M-CSA is a database of enzyme reaction mechanisms, maintained by the Thornton team, that is being integrated with PDBe-KB. M-CSA provides annotation on the protein, catalytic residues, cofactors, and the reaction mechanisms of hundreds of enzymes. There are two kinds of entries in M-CSA. 'Detailed mechanism' entries are more complete and show the individual chemical steps of the mechanism as schemes with electron flow arrows. 'Catalytic Site' entries annotate the catalytic residues necessary for the reaction, but do not show the mechanism.

Ligand component

The protein-ligand interactions are recorded and interactively displayed for all the bound molecules found in a structural assembly. All the structures are pre-processed with ChimeraX to add hydrogens at chemically favourable positions for the interactions to be identified using the software Arpeggio.
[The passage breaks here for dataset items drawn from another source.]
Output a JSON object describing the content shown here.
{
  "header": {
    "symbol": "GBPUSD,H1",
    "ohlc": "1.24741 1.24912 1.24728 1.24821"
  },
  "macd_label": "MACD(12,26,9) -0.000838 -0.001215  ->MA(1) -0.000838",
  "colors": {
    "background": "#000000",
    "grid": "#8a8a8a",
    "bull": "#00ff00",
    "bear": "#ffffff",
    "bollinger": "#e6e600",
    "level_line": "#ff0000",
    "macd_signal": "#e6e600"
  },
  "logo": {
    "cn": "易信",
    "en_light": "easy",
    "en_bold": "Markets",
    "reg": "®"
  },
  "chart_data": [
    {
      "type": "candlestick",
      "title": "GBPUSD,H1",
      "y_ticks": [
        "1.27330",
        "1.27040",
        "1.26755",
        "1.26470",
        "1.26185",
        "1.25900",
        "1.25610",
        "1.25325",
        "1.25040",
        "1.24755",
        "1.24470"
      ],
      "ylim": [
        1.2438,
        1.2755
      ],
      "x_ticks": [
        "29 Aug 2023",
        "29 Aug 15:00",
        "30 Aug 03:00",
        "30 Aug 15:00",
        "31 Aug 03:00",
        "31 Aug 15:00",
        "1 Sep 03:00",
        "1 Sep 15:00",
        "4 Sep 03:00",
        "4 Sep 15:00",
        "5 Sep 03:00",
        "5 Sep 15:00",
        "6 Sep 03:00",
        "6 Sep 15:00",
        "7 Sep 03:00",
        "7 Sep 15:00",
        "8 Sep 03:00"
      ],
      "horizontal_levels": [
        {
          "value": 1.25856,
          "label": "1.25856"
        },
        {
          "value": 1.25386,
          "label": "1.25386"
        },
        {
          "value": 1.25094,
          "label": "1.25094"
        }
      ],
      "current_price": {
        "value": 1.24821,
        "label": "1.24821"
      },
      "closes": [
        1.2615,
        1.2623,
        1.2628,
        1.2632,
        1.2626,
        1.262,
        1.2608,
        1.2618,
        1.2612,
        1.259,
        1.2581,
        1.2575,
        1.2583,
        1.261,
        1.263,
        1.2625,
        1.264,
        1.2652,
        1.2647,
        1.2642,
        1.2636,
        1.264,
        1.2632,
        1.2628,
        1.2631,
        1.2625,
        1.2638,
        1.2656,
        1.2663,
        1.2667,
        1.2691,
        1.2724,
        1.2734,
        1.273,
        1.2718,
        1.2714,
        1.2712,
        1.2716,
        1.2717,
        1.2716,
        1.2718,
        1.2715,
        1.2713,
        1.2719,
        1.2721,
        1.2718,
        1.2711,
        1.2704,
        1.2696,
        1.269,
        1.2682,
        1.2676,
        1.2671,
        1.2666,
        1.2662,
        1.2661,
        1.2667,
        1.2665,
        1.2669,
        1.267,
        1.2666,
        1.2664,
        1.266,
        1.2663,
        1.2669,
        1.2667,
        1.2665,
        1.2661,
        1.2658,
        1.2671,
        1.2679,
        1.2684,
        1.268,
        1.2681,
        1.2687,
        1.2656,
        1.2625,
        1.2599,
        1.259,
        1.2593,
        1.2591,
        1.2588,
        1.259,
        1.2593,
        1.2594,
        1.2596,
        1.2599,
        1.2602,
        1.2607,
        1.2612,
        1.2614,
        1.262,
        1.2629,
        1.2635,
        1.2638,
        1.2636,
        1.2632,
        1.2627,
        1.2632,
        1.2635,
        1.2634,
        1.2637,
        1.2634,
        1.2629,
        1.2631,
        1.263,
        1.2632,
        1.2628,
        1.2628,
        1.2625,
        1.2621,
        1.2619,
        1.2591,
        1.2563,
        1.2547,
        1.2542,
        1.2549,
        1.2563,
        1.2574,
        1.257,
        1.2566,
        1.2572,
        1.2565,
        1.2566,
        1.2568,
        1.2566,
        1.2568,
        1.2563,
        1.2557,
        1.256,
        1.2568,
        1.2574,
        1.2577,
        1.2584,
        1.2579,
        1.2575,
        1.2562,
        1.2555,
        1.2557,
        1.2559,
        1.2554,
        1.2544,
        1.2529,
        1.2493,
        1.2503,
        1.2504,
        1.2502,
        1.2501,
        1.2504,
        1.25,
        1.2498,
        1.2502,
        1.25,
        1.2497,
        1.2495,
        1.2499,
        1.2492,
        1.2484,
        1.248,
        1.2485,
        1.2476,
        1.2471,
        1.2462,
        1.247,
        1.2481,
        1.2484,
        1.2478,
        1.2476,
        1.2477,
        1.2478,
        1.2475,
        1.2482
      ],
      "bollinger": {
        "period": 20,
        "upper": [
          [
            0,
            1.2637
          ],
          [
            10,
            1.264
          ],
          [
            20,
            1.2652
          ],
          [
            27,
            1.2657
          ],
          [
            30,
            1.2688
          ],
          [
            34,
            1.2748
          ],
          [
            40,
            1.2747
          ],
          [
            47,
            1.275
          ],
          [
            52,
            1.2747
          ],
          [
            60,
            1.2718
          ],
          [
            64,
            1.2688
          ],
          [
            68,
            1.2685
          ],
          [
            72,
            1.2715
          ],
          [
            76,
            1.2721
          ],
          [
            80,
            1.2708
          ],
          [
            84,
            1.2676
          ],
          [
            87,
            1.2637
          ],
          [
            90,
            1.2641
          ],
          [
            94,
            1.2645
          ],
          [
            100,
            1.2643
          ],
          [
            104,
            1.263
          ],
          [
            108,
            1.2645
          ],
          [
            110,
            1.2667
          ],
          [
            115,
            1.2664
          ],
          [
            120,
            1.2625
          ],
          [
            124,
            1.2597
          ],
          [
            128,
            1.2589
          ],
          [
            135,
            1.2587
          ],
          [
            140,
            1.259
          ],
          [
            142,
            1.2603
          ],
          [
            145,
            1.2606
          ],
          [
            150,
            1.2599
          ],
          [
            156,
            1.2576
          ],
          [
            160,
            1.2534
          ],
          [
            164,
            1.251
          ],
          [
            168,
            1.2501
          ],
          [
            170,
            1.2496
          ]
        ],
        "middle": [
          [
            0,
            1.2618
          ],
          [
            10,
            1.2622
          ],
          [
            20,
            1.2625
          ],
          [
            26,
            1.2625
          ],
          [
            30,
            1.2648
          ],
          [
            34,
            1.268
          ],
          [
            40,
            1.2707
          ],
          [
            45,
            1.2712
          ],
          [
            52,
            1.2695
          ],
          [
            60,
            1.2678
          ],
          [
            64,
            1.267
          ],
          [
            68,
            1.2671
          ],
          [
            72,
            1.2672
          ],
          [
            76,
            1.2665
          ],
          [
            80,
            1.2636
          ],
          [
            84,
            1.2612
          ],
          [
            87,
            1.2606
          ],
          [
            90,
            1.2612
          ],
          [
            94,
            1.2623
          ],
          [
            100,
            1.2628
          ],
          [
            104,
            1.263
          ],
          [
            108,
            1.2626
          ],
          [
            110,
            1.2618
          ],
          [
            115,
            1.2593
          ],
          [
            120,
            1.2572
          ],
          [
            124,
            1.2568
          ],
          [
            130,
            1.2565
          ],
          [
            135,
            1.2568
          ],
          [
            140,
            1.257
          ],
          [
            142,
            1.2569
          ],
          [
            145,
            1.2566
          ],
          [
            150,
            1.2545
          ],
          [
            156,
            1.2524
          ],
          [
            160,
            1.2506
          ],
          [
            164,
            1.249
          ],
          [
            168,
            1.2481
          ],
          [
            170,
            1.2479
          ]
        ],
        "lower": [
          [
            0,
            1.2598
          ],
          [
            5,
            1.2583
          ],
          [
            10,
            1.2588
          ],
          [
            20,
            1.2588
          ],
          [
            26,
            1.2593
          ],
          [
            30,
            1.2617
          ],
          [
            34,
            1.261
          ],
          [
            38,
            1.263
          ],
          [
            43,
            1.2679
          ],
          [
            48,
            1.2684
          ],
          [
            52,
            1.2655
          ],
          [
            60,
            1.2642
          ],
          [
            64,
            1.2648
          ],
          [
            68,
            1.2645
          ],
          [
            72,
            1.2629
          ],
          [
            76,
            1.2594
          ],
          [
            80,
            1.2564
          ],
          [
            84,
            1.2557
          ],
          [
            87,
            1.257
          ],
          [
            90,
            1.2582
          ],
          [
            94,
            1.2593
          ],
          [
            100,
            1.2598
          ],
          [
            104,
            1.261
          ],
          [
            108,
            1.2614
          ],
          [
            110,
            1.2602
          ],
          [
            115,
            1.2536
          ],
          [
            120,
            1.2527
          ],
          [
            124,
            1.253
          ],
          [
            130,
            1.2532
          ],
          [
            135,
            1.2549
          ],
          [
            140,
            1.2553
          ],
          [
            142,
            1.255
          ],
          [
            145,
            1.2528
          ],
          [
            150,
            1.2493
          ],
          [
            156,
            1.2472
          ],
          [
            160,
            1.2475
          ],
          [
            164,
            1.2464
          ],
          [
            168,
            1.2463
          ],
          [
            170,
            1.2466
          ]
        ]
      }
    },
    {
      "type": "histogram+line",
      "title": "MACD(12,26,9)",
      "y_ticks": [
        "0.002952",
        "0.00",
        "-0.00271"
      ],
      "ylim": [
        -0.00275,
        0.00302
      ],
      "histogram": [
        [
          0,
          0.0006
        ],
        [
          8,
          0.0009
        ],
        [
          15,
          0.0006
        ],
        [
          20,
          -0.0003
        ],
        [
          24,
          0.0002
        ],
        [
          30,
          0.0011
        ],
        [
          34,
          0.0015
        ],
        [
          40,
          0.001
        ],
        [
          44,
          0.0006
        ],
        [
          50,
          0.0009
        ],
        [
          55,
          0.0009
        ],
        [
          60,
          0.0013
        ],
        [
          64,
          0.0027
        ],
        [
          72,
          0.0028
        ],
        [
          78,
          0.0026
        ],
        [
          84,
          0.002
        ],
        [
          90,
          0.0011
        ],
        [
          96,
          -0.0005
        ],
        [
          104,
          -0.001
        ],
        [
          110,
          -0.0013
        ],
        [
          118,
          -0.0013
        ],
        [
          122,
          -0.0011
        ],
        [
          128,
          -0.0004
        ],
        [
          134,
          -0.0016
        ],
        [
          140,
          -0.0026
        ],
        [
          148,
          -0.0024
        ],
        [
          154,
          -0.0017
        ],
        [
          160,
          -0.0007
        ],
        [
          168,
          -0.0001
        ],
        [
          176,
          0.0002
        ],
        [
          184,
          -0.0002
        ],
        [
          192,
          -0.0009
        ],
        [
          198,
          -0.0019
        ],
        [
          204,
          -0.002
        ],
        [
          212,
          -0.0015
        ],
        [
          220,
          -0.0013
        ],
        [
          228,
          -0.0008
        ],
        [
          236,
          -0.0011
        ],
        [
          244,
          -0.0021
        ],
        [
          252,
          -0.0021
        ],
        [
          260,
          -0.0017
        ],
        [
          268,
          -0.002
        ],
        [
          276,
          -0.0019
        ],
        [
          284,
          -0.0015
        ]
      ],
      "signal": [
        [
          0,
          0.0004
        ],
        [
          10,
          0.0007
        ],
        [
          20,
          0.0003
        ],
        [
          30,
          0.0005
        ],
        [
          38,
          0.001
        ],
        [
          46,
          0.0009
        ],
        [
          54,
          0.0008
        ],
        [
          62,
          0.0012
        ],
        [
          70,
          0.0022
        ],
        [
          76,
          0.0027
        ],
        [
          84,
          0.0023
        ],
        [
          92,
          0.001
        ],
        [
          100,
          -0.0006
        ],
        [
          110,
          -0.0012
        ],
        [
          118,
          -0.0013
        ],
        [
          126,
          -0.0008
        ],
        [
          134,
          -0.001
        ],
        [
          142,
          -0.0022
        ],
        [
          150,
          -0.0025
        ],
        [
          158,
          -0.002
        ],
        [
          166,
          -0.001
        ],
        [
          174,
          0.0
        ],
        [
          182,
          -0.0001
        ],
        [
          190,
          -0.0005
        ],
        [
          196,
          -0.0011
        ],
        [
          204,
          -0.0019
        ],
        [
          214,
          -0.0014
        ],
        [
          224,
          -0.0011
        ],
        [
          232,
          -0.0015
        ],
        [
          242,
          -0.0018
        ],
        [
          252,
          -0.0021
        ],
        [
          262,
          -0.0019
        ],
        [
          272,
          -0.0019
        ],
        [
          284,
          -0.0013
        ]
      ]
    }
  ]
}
Arpeggio follows the nomenclature established by CREDO to identify various molecular interactions between pairs of atoms including steric clashes, Van der Waals-, hydrogen-, polar-, ionic-, or hydrophobic-hydrophobic interactions on top of atom/plane-plane interactions.

PepVEP

The PepVEP project aims to use existing services from UniProt, the EBI Variation team, the Thornton team and PDBe to implement an integrated platform for interpreting the functional effects of variants. The project concentrates mainly on developing user interface to depict variation data on protein sequence and structure. PDBe is adding additional API calls to its existing API to provide structural residue information for the platform and aims to extend the sequence feature viewer to provide these data on PDBe pages.